目を酷使パソコンやテレビゲームなど、目を酷使することが多くなったことや、コンタクトレンズの使用、大気汚染、エアコンによる乾燥など、昔に比べて生活そのものが変化したことにより、ドライアイという病気が発生するようになりました。

人間の体は本当によくできていますが、まばたきをするたびに、目の表面には新鮮な涙が運ばれ、バイ菌や異物から大切な目を守っています。
ところが、涙の量が減ると、角膜の上に乾燥した部分(ドライスポット)ができ、この状態が続くと、やがてドライアイになります。

わたしたちは普段、1分間に20回から30回のまばたきをしますが、パソコンやテレビゲームなどを夢中でしていると、まばたきの数は1/4ぐらいに激減してしまいます。
また、コンタクトレンズをしていると、角膜にフタをした状態になるため、まばたきによる涙の交換率が低くなります。

「目が疲れやすい」「目が乾いた」と感じたらドライアイかも知れません。
遠くや近くを交互に見たり、意識してまばたきをするようにしたり、加湿器などで部屋の乾燥を防いだり、蒸しタオルで目を温めて血行をよくすることも有効です。
また、眼科で診察を受け、点眼薬をもらうのもいいでしょう。ただし、目薬ばかりに頼りすぎず、自分で目を乾燥させない工夫をすることが大切です。

VDT症候群

パソコンのモニターやテレビゲームに携帯端末機・・・周りに溢れるVDT。

まだあまり耳慣れない病名の「VDT症候群」。これもドライアイと同じく現代病のひとつと言われています。
「VDT」とは、「Visual Display Terminals」の略で、コンピュータを使用するための表示装置のことです。

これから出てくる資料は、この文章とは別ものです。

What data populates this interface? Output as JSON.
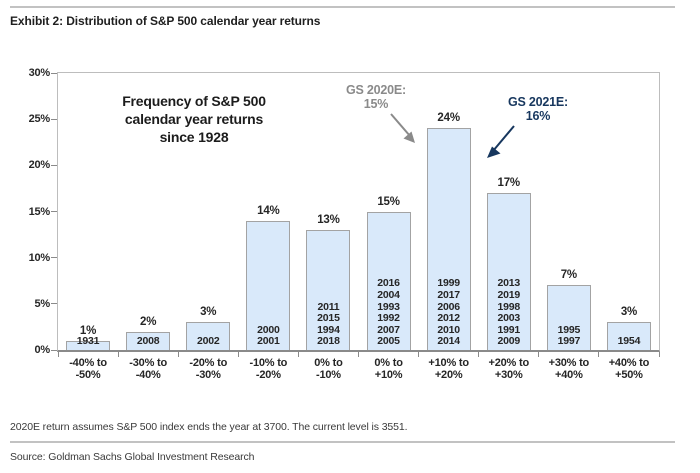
{
  "header": {
    "title": "Exhibit 2: Distribution of S&P 500 calendar year returns"
  },
  "chart": {
    "title_lines": [
      "Frequency of S&P 500",
      "calendar year returns",
      "since 1928"
    ],
    "annotations": {
      "gs2020": {
        "line1": "GS 2020E:",
        "line2": "15%",
        "color": "#8a8a8a"
      },
      "gs2021": {
        "line1": "GS 2021E:",
        "line2": "16%",
        "color": "#17375e"
      }
    }
  },
  "chart_data": {
    "type": "bar",
    "title": "Frequency of S&P 500 calendar year returns since 1928",
    "categories": [
      [
        "-40% to",
        "-50%"
      ],
      [
        "-30% to",
        "-40%"
      ],
      [
        "-20% to",
        "-30%"
      ],
      [
        "-10% to",
        "-20%"
      ],
      [
        "0% to",
        "-10%"
      ],
      [
        "0% to",
        "+10%"
      ],
      [
        "+10% to",
        "+20%"
      ],
      [
        "+20% to",
        "+30%"
      ],
      [
        "+30% to",
        "+40%"
      ],
      [
        "+40% to",
        "+50%"
      ]
    ],
    "values": [
      1,
      2,
      3,
      14,
      13,
      15,
      24,
      17,
      7,
      3
    ],
    "value_labels": [
      "1%",
      "2%",
      "3%",
      "14%",
      "13%",
      "15%",
      "24%",
      "17%",
      "7%",
      "3%"
    ],
    "bar_years": [
      [
        "1931"
      ],
      [
        "2008"
      ],
      [
        "2002"
      ],
      [
        "2000",
        "2001"
      ],
      [
        "2011",
        "2015",
        "1994",
        "2018"
      ],
      [
        "2016",
        "2004",
        "1993",
        "1992",
        "2007",
        "2005"
      ],
      [
        "1999",
        "2017",
        "2006",
        "2012",
        "2010",
        "2014"
      ],
      [
        "2013",
        "2019",
        "1998",
        "2003",
        "1991",
        "2009"
      ],
      [
        "1995",
        "1997"
      ],
      [
        "1954"
      ]
    ],
    "xlabel": "",
    "ylabel": "",
    "ylim": [
      0,
      30
    ],
    "ytick_values": [
      0,
      5,
      10,
      15,
      20,
      25,
      30
    ],
    "ytick_labels": [
      "0%",
      "5%",
      "10%",
      "15%",
      "20%",
      "25%",
      "30%"
    ],
    "grid": false,
    "legend": "none",
    "bar_color": "#d9e9fa",
    "bar_border": "#a3a3a3"
  },
  "footer": {
    "footnote": "2020E return assumes S&P 500 index ends the year at 3700. The current level is 3551.",
    "source": "Source: Goldman Sachs Global Investment Research"
  }
}
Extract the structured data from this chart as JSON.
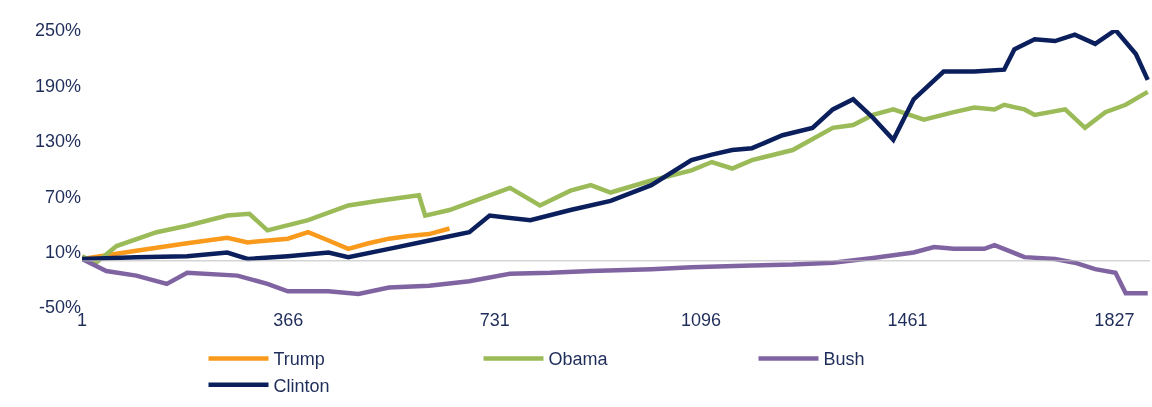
{
  "chart_data": {
    "type": "line",
    "xlim": [
      1,
      1890
    ],
    "xticks": [
      1,
      366,
      731,
      1096,
      1461,
      1827
    ],
    "ylim": [
      -50,
      250
    ],
    "yticks": [
      {
        "value": -50,
        "label": "-50%"
      },
      {
        "value": 10,
        "label": "10%"
      },
      {
        "value": 70,
        "label": "70%"
      },
      {
        "value": 130,
        "label": "130%"
      },
      {
        "value": 190,
        "label": "190%"
      },
      {
        "value": 250,
        "label": "250%"
      }
    ],
    "grid": false,
    "legend": "bottom",
    "marker": "none",
    "line_style": "solid",
    "ref_lines": [
      {
        "axis": "y",
        "value": 0,
        "color": "#bfbfbf"
      }
    ],
    "series": [
      {
        "name": "Trump",
        "color": "#f99a1c",
        "x": [
          1,
          97,
          187,
          258,
          294,
          365,
          401,
          437,
          472,
          508,
          544,
          579,
          615,
          651
        ],
        "values": [
          2,
          11,
          19,
          25,
          20,
          24,
          31,
          22,
          13,
          19,
          24,
          27,
          29,
          35
        ]
      },
      {
        "name": "Obama",
        "color": "#9bbb59",
        "x": [
          1,
          26,
          62,
          133,
          187,
          258,
          297,
          329,
          401,
          472,
          526,
          597,
          608,
          651,
          722,
          758,
          811,
          865,
          901,
          936,
          1008,
          1079,
          1115,
          1151,
          1186,
          1258,
          1329,
          1365,
          1400,
          1436,
          1490,
          1543,
          1579,
          1615,
          1632,
          1668,
          1686,
          1740,
          1775,
          1811,
          1847,
          1886
        ],
        "values": [
          5,
          -2,
          16,
          31,
          38,
          49,
          51,
          33,
          44,
          60,
          65,
          71,
          49,
          55,
          71,
          79,
          60,
          76,
          82,
          74,
          87,
          98,
          107,
          100,
          109,
          120,
          144,
          147,
          158,
          164,
          153,
          161,
          166,
          164,
          169,
          164,
          158,
          164,
          144,
          161,
          169,
          183
        ]
      },
      {
        "name": "Bush",
        "color": "#8064a2",
        "x": [
          1,
          44,
          97,
          151,
          187,
          276,
          329,
          365,
          437,
          490,
          544,
          615,
          686,
          758,
          829,
          901,
          1008,
          1079,
          1186,
          1258,
          1329,
          1400,
          1472,
          1508,
          1543,
          1597,
          1615,
          1668,
          1722,
          1757,
          1793,
          1829,
          1847,
          1886
        ],
        "values": [
          2,
          -11,
          -16,
          -25,
          -13,
          -16,
          -25,
          -33,
          -33,
          -36,
          -29,
          -27,
          -22,
          -14,
          -13,
          -11,
          -9,
          -7,
          -5,
          -4,
          -2,
          3,
          9,
          15,
          13,
          13,
          17,
          4,
          2,
          -2,
          -9,
          -13,
          -35,
          -35
        ]
      },
      {
        "name": "Clinton",
        "color": "#0b1f5c",
        "x": [
          1,
          97,
          187,
          258,
          294,
          365,
          437,
          472,
          544,
          615,
          686,
          722,
          794,
          865,
          936,
          1008,
          1079,
          1115,
          1151,
          1186,
          1240,
          1293,
          1329,
          1365,
          1400,
          1436,
          1472,
          1525,
          1579,
          1632,
          1650,
          1686,
          1722,
          1757,
          1793,
          1829,
          1865,
          1886
        ],
        "values": [
          2,
          4,
          5,
          9,
          2,
          5,
          9,
          4,
          13,
          22,
          31,
          49,
          44,
          55,
          65,
          82,
          109,
          115,
          120,
          122,
          136,
          144,
          164,
          175,
          155,
          131,
          175,
          205,
          205,
          207,
          229,
          240,
          238,
          245,
          235,
          250,
          224,
          196
        ]
      }
    ]
  }
}
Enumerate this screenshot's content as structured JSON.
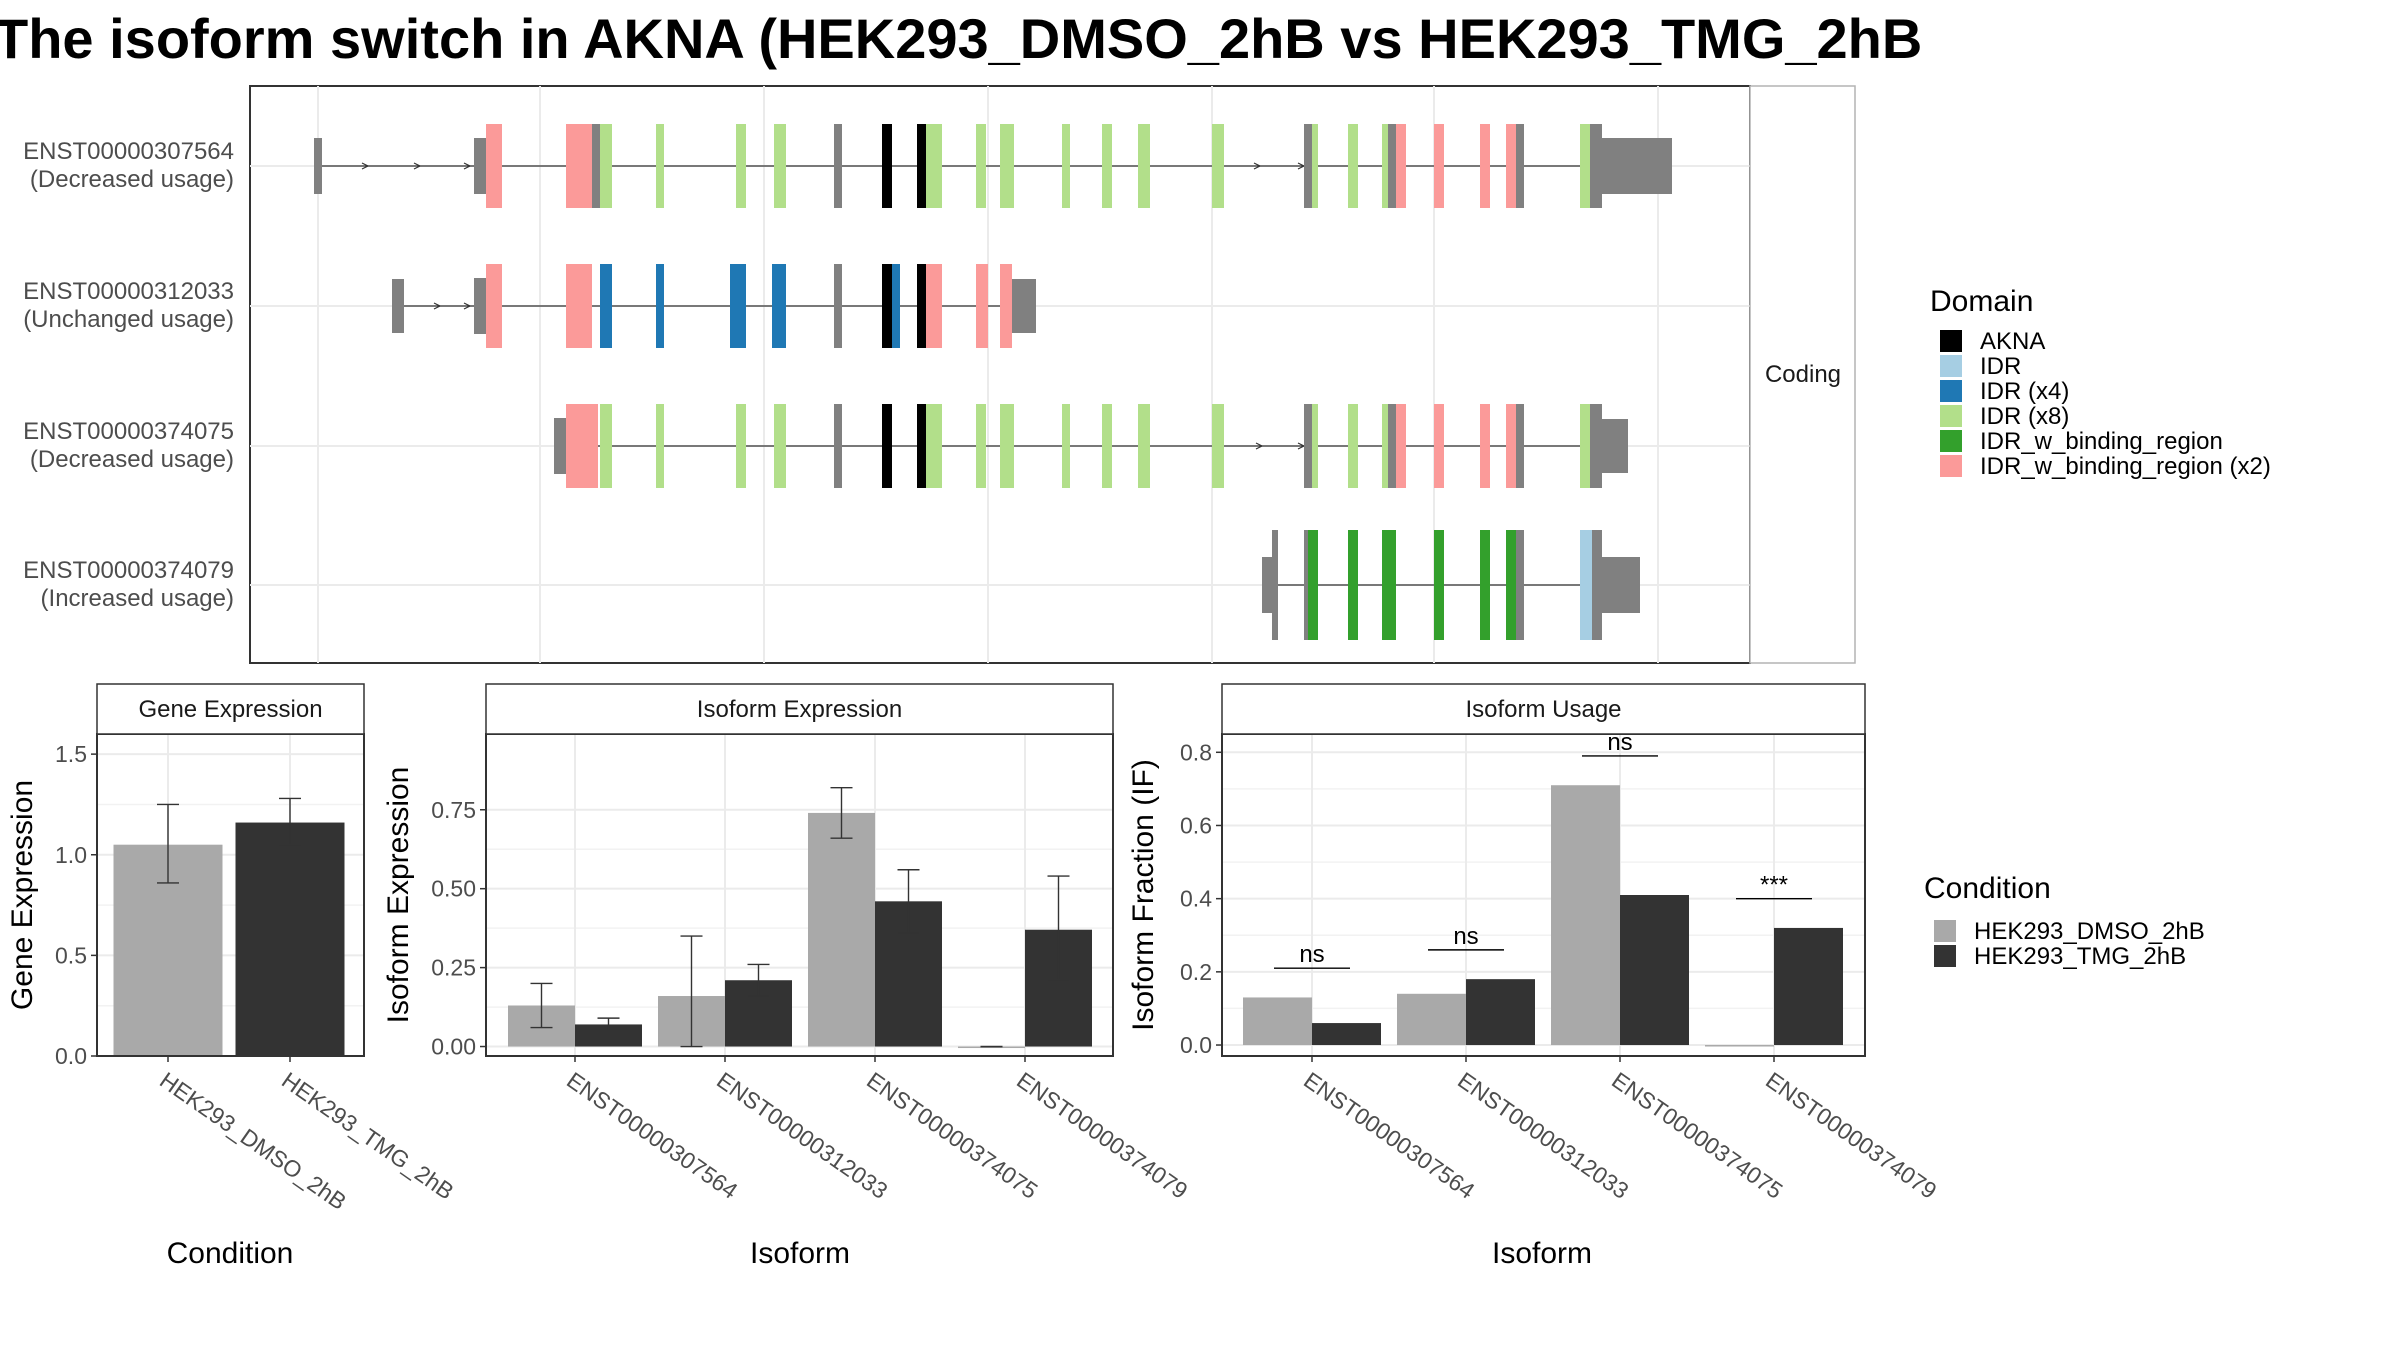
{
  "title": "The isoform switch in AKNA (HEK293_DMSO_2hB vs HEK293_TMG_2hB",
  "colors": {
    "AKNA": "#000000",
    "IDR": "#a6cee3",
    "IDR (x4)": "#1f78b4",
    "IDR (x8)": "#b2df8a",
    "IDR_w_binding_region": "#33a02c",
    "IDR_w_binding_region (x2)": "#fb9a99",
    "exon": "#808080",
    "dmso": "#a9a9a9",
    "tmg": "#333333"
  },
  "structure": {
    "strip_label": "Coding",
    "isoforms": [
      {
        "id": "ENST00000307564",
        "usage": "(Decreased usage)"
      },
      {
        "id": "ENST00000312033",
        "usage": "(Unchanged usage)"
      },
      {
        "id": "ENST00000374075",
        "usage": "(Decreased usage)"
      },
      {
        "id": "ENST00000374079",
        "usage": "(Increased usage)"
      }
    ]
  },
  "legends": {
    "domain": {
      "title": "Domain",
      "items": [
        "AKNA",
        "IDR",
        "IDR (x4)",
        "IDR (x8)",
        "IDR_w_binding_region",
        "IDR_w_binding_region (x2)"
      ]
    },
    "condition": {
      "title": "Condition",
      "items": [
        "HEK293_DMSO_2hB",
        "HEK293_TMG_2hB"
      ]
    }
  },
  "chart_data": [
    {
      "type": "bar",
      "panel": "Gene Expression",
      "categories": [
        "HEK293_DMSO_2hB",
        "HEK293_TMG_2hB"
      ],
      "values": [
        1.05,
        1.16
      ],
      "error_low": [
        0.86,
        1.05
      ],
      "error_high": [
        1.25,
        1.28
      ],
      "xlabel": "Condition",
      "ylabel": "Gene Expression",
      "ylim": [
        0,
        1.6
      ],
      "yticks": [
        0.0,
        0.5,
        1.0,
        1.5
      ],
      "ytick_labels": [
        "0.0",
        "0.5",
        "1.0",
        "1.5"
      ],
      "grid": true
    },
    {
      "type": "bar",
      "panel": "Isoform Expression",
      "categories": [
        "ENST00000307564",
        "ENST00000312033",
        "ENST00000374075",
        "ENST00000374079"
      ],
      "series": [
        {
          "name": "HEK293_DMSO_2hB",
          "values": [
            0.13,
            0.16,
            0.74,
            0.0
          ],
          "error_low": [
            0.06,
            0.0,
            0.66,
            0.0
          ],
          "error_high": [
            0.2,
            0.35,
            0.82,
            0.0
          ]
        },
        {
          "name": "HEK293_TMG_2hB",
          "values": [
            0.07,
            0.21,
            0.46,
            0.37
          ],
          "error_low": [
            0.05,
            0.16,
            0.36,
            0.21
          ],
          "error_high": [
            0.09,
            0.26,
            0.56,
            0.54
          ]
        }
      ],
      "xlabel": "Isoform",
      "ylabel": "Isoform Expression",
      "ylim": [
        -0.03,
        0.99
      ],
      "yticks": [
        0.0,
        0.25,
        0.5,
        0.75
      ],
      "ytick_labels": [
        "0.00",
        "0.25",
        "0.50",
        "0.75"
      ],
      "grid": true
    },
    {
      "type": "bar",
      "panel": "Isoform Usage",
      "categories": [
        "ENST00000307564",
        "ENST00000312033",
        "ENST00000374075",
        "ENST00000374079"
      ],
      "series": [
        {
          "name": "HEK293_DMSO_2hB",
          "values": [
            0.13,
            0.14,
            0.71,
            0.0
          ]
        },
        {
          "name": "HEK293_TMG_2hB",
          "values": [
            0.06,
            0.18,
            0.41,
            0.32
          ]
        }
      ],
      "significance": [
        "ns",
        "ns",
        "ns",
        "***"
      ],
      "xlabel": "Isoform",
      "ylabel": "Isoform Fraction (IF)",
      "ylim": [
        -0.03,
        0.85
      ],
      "yticks": [
        0.0,
        0.2,
        0.4,
        0.6,
        0.8
      ],
      "ytick_labels": [
        "0.0",
        "0.2",
        "0.4",
        "0.6",
        "0.8"
      ],
      "grid": true
    }
  ]
}
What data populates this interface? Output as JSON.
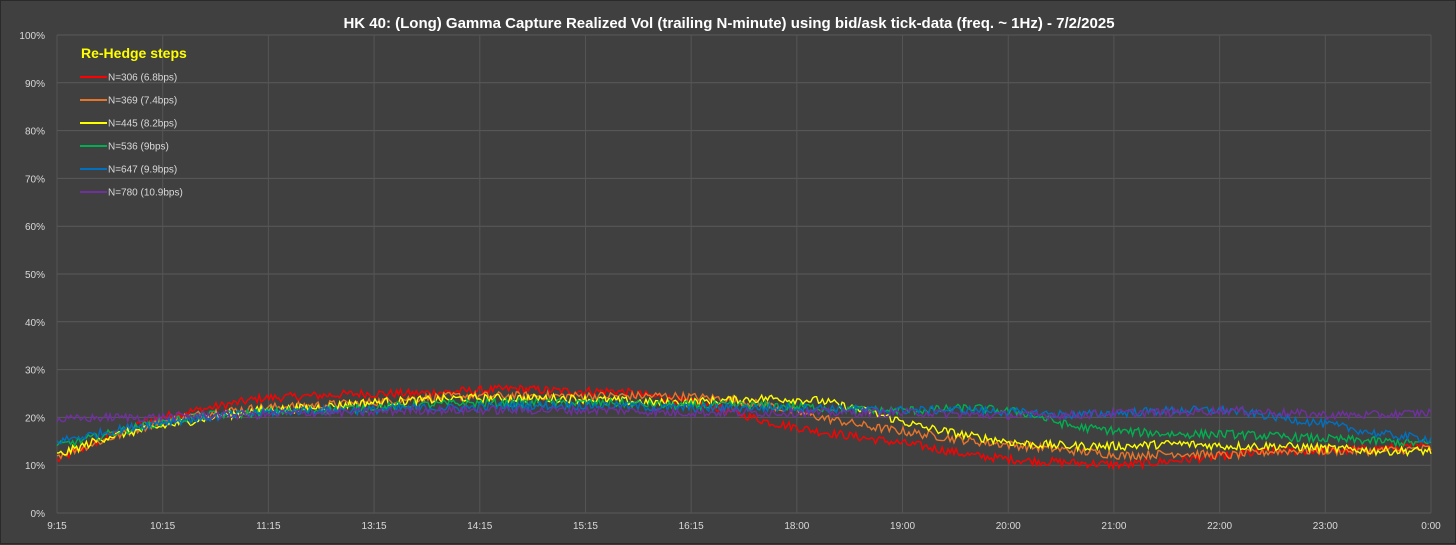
{
  "chart_data": {
    "type": "line",
    "title": "HK 40: (Long) Gamma Capture Realized Vol (trailing N-minute) using bid/ask tick-data (freq. ~ 1Hz) - 7/2/2025",
    "x_tick_labels": [
      "9:15",
      "10:15",
      "11:15",
      "13:15",
      "14:15",
      "15:15",
      "16:15",
      "18:00",
      "19:00",
      "20:00",
      "21:00",
      "22:00",
      "23:00",
      "0:00"
    ],
    "y_tick_labels": [
      "0%",
      "10%",
      "20%",
      "30%",
      "40%",
      "50%",
      "60%",
      "70%",
      "80%",
      "90%",
      "100%"
    ],
    "ylim": [
      0,
      1
    ],
    "grid": true,
    "legend": {
      "title": "Re-Hedge steps",
      "placement": "top-left",
      "title_color": "#ffff00"
    },
    "series": [
      {
        "name": "N=306 (6.8bps)",
        "color": "#ff0000",
        "values": [
          0.11,
          0.16,
          0.2,
          0.22,
          0.24,
          0.245,
          0.25,
          0.25,
          0.255,
          0.26,
          0.255,
          0.255,
          0.24,
          0.22,
          0.19,
          0.17,
          0.155,
          0.14,
          0.12,
          0.11,
          0.105,
          0.1,
          0.11,
          0.12,
          0.13,
          0.13,
          0.135,
          0.14
        ]
      },
      {
        "name": "N=369 (7.4bps)",
        "color": "#e8742a",
        "values": [
          0.12,
          0.155,
          0.19,
          0.21,
          0.22,
          0.225,
          0.23,
          0.24,
          0.245,
          0.245,
          0.245,
          0.245,
          0.245,
          0.24,
          0.225,
          0.2,
          0.18,
          0.165,
          0.15,
          0.14,
          0.13,
          0.12,
          0.125,
          0.12,
          0.13,
          0.13,
          0.13,
          0.135
        ]
      },
      {
        "name": "N=445 (8.2bps)",
        "color": "#ffff00",
        "values": [
          0.12,
          0.16,
          0.18,
          0.2,
          0.215,
          0.22,
          0.23,
          0.235,
          0.24,
          0.24,
          0.24,
          0.235,
          0.23,
          0.235,
          0.24,
          0.235,
          0.21,
          0.18,
          0.16,
          0.145,
          0.14,
          0.14,
          0.145,
          0.14,
          0.14,
          0.135,
          0.13,
          0.13
        ]
      },
      {
        "name": "N=536 (9bps)",
        "color": "#00b050",
        "values": [
          0.14,
          0.165,
          0.19,
          0.205,
          0.21,
          0.215,
          0.22,
          0.225,
          0.23,
          0.23,
          0.23,
          0.23,
          0.225,
          0.225,
          0.225,
          0.22,
          0.215,
          0.215,
          0.22,
          0.21,
          0.18,
          0.17,
          0.165,
          0.165,
          0.16,
          0.155,
          0.15,
          0.145
        ]
      },
      {
        "name": "N=647 (9.9bps)",
        "color": "#0070c0",
        "values": [
          0.15,
          0.17,
          0.19,
          0.2,
          0.21,
          0.215,
          0.215,
          0.22,
          0.22,
          0.225,
          0.225,
          0.225,
          0.22,
          0.22,
          0.22,
          0.22,
          0.215,
          0.215,
          0.215,
          0.21,
          0.205,
          0.21,
          0.215,
          0.215,
          0.2,
          0.185,
          0.165,
          0.155
        ]
      },
      {
        "name": "N=780 (10.9bps)",
        "color": "#7030a0",
        "values": [
          0.195,
          0.2,
          0.2,
          0.205,
          0.205,
          0.21,
          0.21,
          0.215,
          0.215,
          0.215,
          0.215,
          0.215,
          0.21,
          0.21,
          0.21,
          0.21,
          0.21,
          0.21,
          0.205,
          0.205,
          0.205,
          0.21,
          0.21,
          0.215,
          0.21,
          0.205,
          0.205,
          0.21
        ]
      }
    ]
  }
}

パソコンのモニターやテレビゲームに携帯端末機・・・わたしたちの周りにはDVTが溢れています。これらを使って長時間作業することで起きる病気が「DVT症候群」、別名「テクノストレス眼症」といいます。

目がかすんだり、ぼやけて見える、肩がこる、だるい、首や肩・腕が痛むといった症状があり、これが慢性化すると背中の痛みや手指のしびれなどに発展します
ひどい場合は、近視や結膜炎、角膜炎やドライアイなどの目の異常や、額の圧迫感やめまい・吐き気まで引き起こすケースもあります。
また、精神的にも影響し、イライラしたり、不安感を招いたり、抑うつ状態になったりもします。

VDT作業をするときには、下記のような工夫をして目をいたわってあげましょう。
*1時間ごとに10分ぐらいの割合で目を休めてあげる
*ときどき体を動かして緊張をほぐしてあげる
*メガネやコンタクトレンズは度の合ったものを使う
*長い時間同じ姿勢で作業をしない
*意識してまばたきをする
*画面と目の距離を40cm以上離して作業する
*パソコンのモニターなどは視線がやや下向きになる角度を保つ

過度な作業が続けば、病気が悪化しますので、くれぐれも休憩を取りながら目を休めてあげましょう。また、異常を感じたら早めに診察を受けましょう。